En 17 Guilloux n'avait que 18 ans et était surveillant au collège de St-Brieuc puisqu'exempté à cause de sa main abîmée, donc  l' appartenance de son père à la SFIO et  c'est sa responsabilité départementale : pour le Secours Rouge, sa connaissance du peuple qui souffre,  qui ont participé à ses réflexions politiques et qui donnent sens à ce récit.


S' en est trop d'hypocrisie,  lorsque Cripure entend Nabucet vouloir mater la rebellion des soldats, il le gifle ! Une gifle retentissante, juste et méritée. Nabucet en demande réparation dans un duel.
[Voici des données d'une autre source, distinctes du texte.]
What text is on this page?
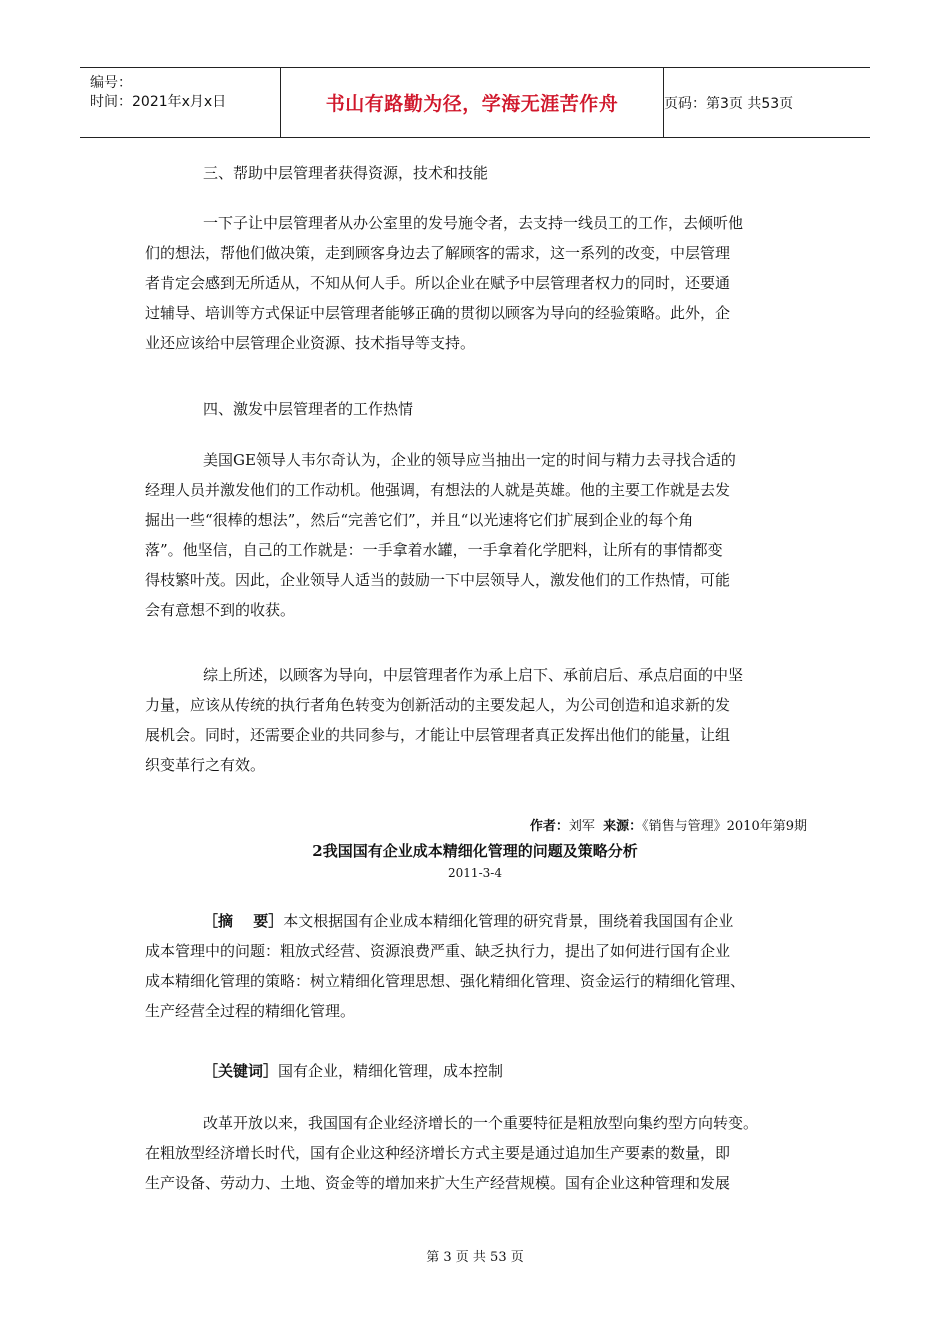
编号：
时间：2021年x月x日	书山有路勤为径，学海无涯苦作舟	页码：第3页 共53页
三、帮助中层管理者获得资源，技术和技能
一下子让中层管理者从办公室里的发号施令者，去支持一线员工的工作，去倾听他
们的想法，帮他们做决策，走到顾客身边去了解顾客的需求，这一系列的改变，中层管理
者肯定会感到无所适从，不知从何人手。所以企业在赋予中层管理者权力的同时，还要通
过辅导、培训等方式保证中层管理者能够正确的贯彻以顾客为导向的经验策略。此外，企
业还应该给中层管理企业资源、技术指导等支持。
四、激发中层管理者的工作热情
美国GE领导人韦尔奇认为，企业的领导应当抽出一定的时间与精力去寻找合适的
经理人员并激发他们的工作动机。他强调，有想法的人就是英雄。他的主要工作就是去发
掘出一些“很棒的想法”，然后“完善它们”，并且“以光速将它们扩展到企业的每个角
落”。他坚信，自己的工作就是：一手拿着水罐，一手拿着化学肥料，让所有的事情都变
得枝繁叶茂。因此，企业领导人适当的鼓励一下中层领导人，激发他们的工作热情，可能
会有意想不到的收获。
综上所述，以顾客为导向，中层管理者作为承上启下、承前启后、承点启面的中坚
力量，应该从传统的执行者角色转变为创新活动的主要发起人，为公司创造和追求新的发
展机会。同时，还需要企业的共同参与，才能让中层管理者真正发挥出他们的能量，让组
织变革行之有效。
作者：刘军 来源：《销售与管理》2010年第9期
2我国国有企业成本精细化管理的问题及策略分析
2011-3-4
［摘　 要］本文根据国有企业成本精细化管理的研究背景，围绕着我国国有企业
成本管理中的问题：粗放式经营、资源浪费严重、缺乏执行力，提出了如何进行国有企业
成本精细化管理的策略：树立精细化管理思想、强化精细化管理、资金运行的精细化管理、
生产经营全过程的精细化管理。
［关键词］国有企业，精细化管理，成本控制
改革开放以来，我国国有企业经济增长的一个重要特征是粗放型向集约型方向转变。
在粗放型经济增长时代，国有企业这种经济增长方式主要是通过追加生产要素的数量，即
生产设备、劳动力、土地、资金等的增加来扩大生产经营规模。国有企业这种管理和发展
第 3 页 共 53 页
Enfin il se révolte et comme il le dira plus tard à Moka la gifle est ..globale, elle le venge de beaucoup. (dans le dialogue que Cripure a avec Moka, il se dévoile )

Les descriptions de l'église que Cripure voit comme un animal, le boeuf et celles des vieilles maisons sont presque angoissantes.

"Le tintement de la sonnette emplit la maison toute entière qui résonna comme une boite vide et en même temps, dans son dos, voilà que le boeuf se prit à rugir terriblement. Sans doute était-t-il jaloux qu'on vint rendre visite à l'un de ses sujets et sans doute aussi n'avait-il pas d'autre façon d'exprimer sa colère que de rugir à pleine gorge. De sa puissante voix de bronze, il jeta un appel désespéré, un hurlement à la mort en protestation à l'offense de  Cripure à la paix de ce lieu, à l'insolente audace qu'il témoignait en voulant que s'ouvrit une porte."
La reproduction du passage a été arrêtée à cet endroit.